Extracellular Adenosine Protects Microglia-like Cells During Simulated Ischemia

Microglia are the surveillant immune cells of the brain, and as such they help protect the nervous system by clearing pathogens and dead cells, producing neurotrophic factors, and maintaining homeostasis. As guardians of the brain, microglia may be especially important in neural repair following injuries such as ischemic stroke, a disease which takes 6.2 million lives worldwide every year. Although microglia respond to tissue injury after stroke, they are themselves also vulnerable to ischemic death. Protecting microglia from ischemia-induced cell death could promote brain tissue restoration after stroke. Given the well-known anti-inflammatory and protective effects of adenosine (Ado) on other cell types following ischemia, we investigated the effects of Ado on MG during ischemia. Here, we provide preliminary evidence in an in-vitro model that exogenous Ado can attenuate MG cell death during stroke. Using cultured microglia-like BV2 cells in oxygen-glucose deprivation (OGD) conditions to mimic ischemic stroke, we found that application of 500 µM Ado during OGD significantly (p=.00002) reduced cell death (Cell Death Ratios- Control: 0.12±0.03, OGD: 0.23±0.08, OGD+500µM Ado: 0.08±0.03).
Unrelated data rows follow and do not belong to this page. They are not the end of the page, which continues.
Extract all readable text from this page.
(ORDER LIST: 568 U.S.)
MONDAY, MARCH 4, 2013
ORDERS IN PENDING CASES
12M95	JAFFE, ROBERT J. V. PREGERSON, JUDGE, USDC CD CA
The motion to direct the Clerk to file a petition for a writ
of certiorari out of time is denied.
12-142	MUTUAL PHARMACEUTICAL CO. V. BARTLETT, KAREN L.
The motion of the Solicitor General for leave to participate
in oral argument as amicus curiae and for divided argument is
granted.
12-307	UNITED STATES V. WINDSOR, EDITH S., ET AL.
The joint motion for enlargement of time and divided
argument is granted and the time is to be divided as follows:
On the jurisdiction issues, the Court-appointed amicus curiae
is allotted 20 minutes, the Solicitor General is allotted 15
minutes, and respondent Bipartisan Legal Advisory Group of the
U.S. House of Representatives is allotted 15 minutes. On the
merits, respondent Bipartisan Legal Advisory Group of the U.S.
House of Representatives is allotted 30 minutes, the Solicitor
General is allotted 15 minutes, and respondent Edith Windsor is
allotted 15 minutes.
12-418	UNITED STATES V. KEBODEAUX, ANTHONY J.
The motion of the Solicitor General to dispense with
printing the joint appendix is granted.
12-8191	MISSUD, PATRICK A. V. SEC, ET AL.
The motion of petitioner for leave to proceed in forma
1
Preliminary evidence also indicates that Ado (500 µM) protects parenchymal microglia against OGD in a neonatal mouse hippocampal slice model. We are currently investigating the receptor(s) (R) responsible for mediating the protection. Preliminary studies using 35 nM 2-Chloro-N6-cyclopentyladenosine (an A1-R agonist) and 200 nM CGS21680 (an A2A-R agonist) indicate that neither A1-R nor A2A-R alone are sufficient to cause the protective effects of Ado (p=0.70 and p=0.34 respectively). Using 2 nM ZM 241385 (an A2A-R antagonist) was also not able to block the protective effects of adenosine, indicating that the A2A-R is not necessary for this protective effect. To continue these experiments, we have begun to extend our project into a line of primary microglial cells, to create a model that is even closer to resident microglia during stroke. Moving forward, using both Ado-R agonists and antagonists to identify the specific Ado-R(s) protecting microglia during stroke would not only suggest a new role for adenosine in microglial signaling, but could also give rise to a new pharmaceutical target for either inducing or preventing microglial cell death during ischemia.